Guinée: la filière du poulet local menacée de disparaître

En Guinée, la filière du poulet local est asphyxiée par la concurrence étrangère. Les professionnels du secteur tirent la sonnette d’alarme et demandent aux autorités d’intervenir pour sauver leur industrie comme ce fut le cas, par exemple, au Sénégal ou encore au Cameroun où des mesures protectionnistes ont permis, par le passé, de protéger la production locale. La Guinée a tout intérêt à soutenir la filière, disent ses acteurs, c’est une question de souveraineté alimentaire.
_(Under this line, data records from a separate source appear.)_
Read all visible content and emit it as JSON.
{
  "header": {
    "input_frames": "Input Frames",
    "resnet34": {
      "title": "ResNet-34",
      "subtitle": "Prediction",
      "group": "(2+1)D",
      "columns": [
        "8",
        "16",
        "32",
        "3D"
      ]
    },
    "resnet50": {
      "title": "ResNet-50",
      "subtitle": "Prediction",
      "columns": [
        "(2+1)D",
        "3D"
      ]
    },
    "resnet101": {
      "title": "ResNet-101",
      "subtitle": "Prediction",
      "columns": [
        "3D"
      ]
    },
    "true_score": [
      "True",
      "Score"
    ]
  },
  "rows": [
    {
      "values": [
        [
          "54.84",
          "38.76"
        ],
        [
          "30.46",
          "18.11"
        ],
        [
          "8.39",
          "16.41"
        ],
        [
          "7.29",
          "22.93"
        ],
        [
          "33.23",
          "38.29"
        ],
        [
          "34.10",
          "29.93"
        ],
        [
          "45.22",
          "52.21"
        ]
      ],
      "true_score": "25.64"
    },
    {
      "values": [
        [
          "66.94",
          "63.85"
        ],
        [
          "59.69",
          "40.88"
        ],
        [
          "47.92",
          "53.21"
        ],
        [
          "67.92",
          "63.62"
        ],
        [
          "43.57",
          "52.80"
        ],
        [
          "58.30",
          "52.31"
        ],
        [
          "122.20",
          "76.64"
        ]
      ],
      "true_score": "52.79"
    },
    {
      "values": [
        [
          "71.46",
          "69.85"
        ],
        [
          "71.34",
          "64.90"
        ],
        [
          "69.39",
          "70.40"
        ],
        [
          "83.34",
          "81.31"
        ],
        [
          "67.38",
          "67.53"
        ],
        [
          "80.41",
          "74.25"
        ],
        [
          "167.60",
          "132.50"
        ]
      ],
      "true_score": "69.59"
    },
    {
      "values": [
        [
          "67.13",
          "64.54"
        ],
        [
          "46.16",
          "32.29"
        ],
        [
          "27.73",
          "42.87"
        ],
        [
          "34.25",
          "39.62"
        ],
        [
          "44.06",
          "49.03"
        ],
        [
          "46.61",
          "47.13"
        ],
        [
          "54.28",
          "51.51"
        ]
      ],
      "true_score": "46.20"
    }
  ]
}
Une visite comme geste de soutien. Ce matin-là, Mamadou Baïlo Baldé s’est déplacé jusqu’à Coyah, ville située à la sortie de Conakry. Le président de l'Association nationale des accouveurs deGuinée (Anag), organisation qui réunit les producteurs de poussins du pays, est venu voir un confrère : « Aujourd’hui, je suis chez lui. Mais j’ai eu la chance de visiter d’autres exploitants aussi. Se retrouver dans cette situation, c’est dommage. »
 
Mamadou arpente les couloirs d’une usine flambant neuve, à l’arrêt depuis quatre mois faute de commande : « Ce que l’on demande aujourd’hui, c’est d'être protégés. Il faut qu'on soit protégés pour pouvoir développer cette filière, on ne demande pas la lune ! On ne pourra pas développer la filière sans interdiction. »
 
Délocaliser ?
Interdiction d’importation des poussins et des poulets. Ce n’est pas une solution pérenne, rétorque-t-on au ministère de l’Agriculture qui affirme accompagner la filière. Il fait notamment de la sensibilisation pour convaincre les aviculteurs guinéens d’aller vers les couvoirs locaux. Ce n’est pas suffisant pour Mamadou qui était pourtant revenu en Guinée plein d’espoir, après avoir travaillé pendant plusieurs années en Belgique. « Nous avons démarré en 2019 et l'année suivante le Covid-19 est arrivé. Le monde entier était fermé. Ce sont ces couvoirs locaux qui ont produit les poussins et qui ont fourni les fermiers guinéens. »
 
Depuis la fin du Covid, le secteur subit de plein fouet la concurrence étrangère. Mamadou Baïlo Baldé se sent abandonné par les autorités. Cette filière locale du poulet qui donnait à la Guinée davantage d’indépendance agricole risque de disparaître. « C'est dommage. Certains envisagent aujourd'hui de délocaliser, de partir ailleurs. Ils peuvent aller installer leurs machines au Mali, en Côte d’Ivoire ou au Sénégal. »
 
Poulets importés… risques sanitaires
Au laboratoire central vétérinaire de Conakry, Agnès Koidjovi prélève des échantillons sur une carcasse. Elle a consacré son mémoire de fin d’études à l’analyse des poulets importés. Ses conclusions sont sans appel : « Les poulets importés qui viennent d’Amérique du sud et d’Europe sont conservés longtemps. » Les produits sont acheminés par bateau. Des manquements sont souvent observés au niveau de la chaîne du froid. « Il faut promouvoir l’élevage guinéen. C'est mieux parce que quand c’est fait sur place, on peut se saisir des problèmes qui touchent la chaîne de production. »
 
Produire localement offre un double avantage : Cela permet de contrôler la qualité des poulets, mais également d’assurer l’approvisionnement du marché guinéen.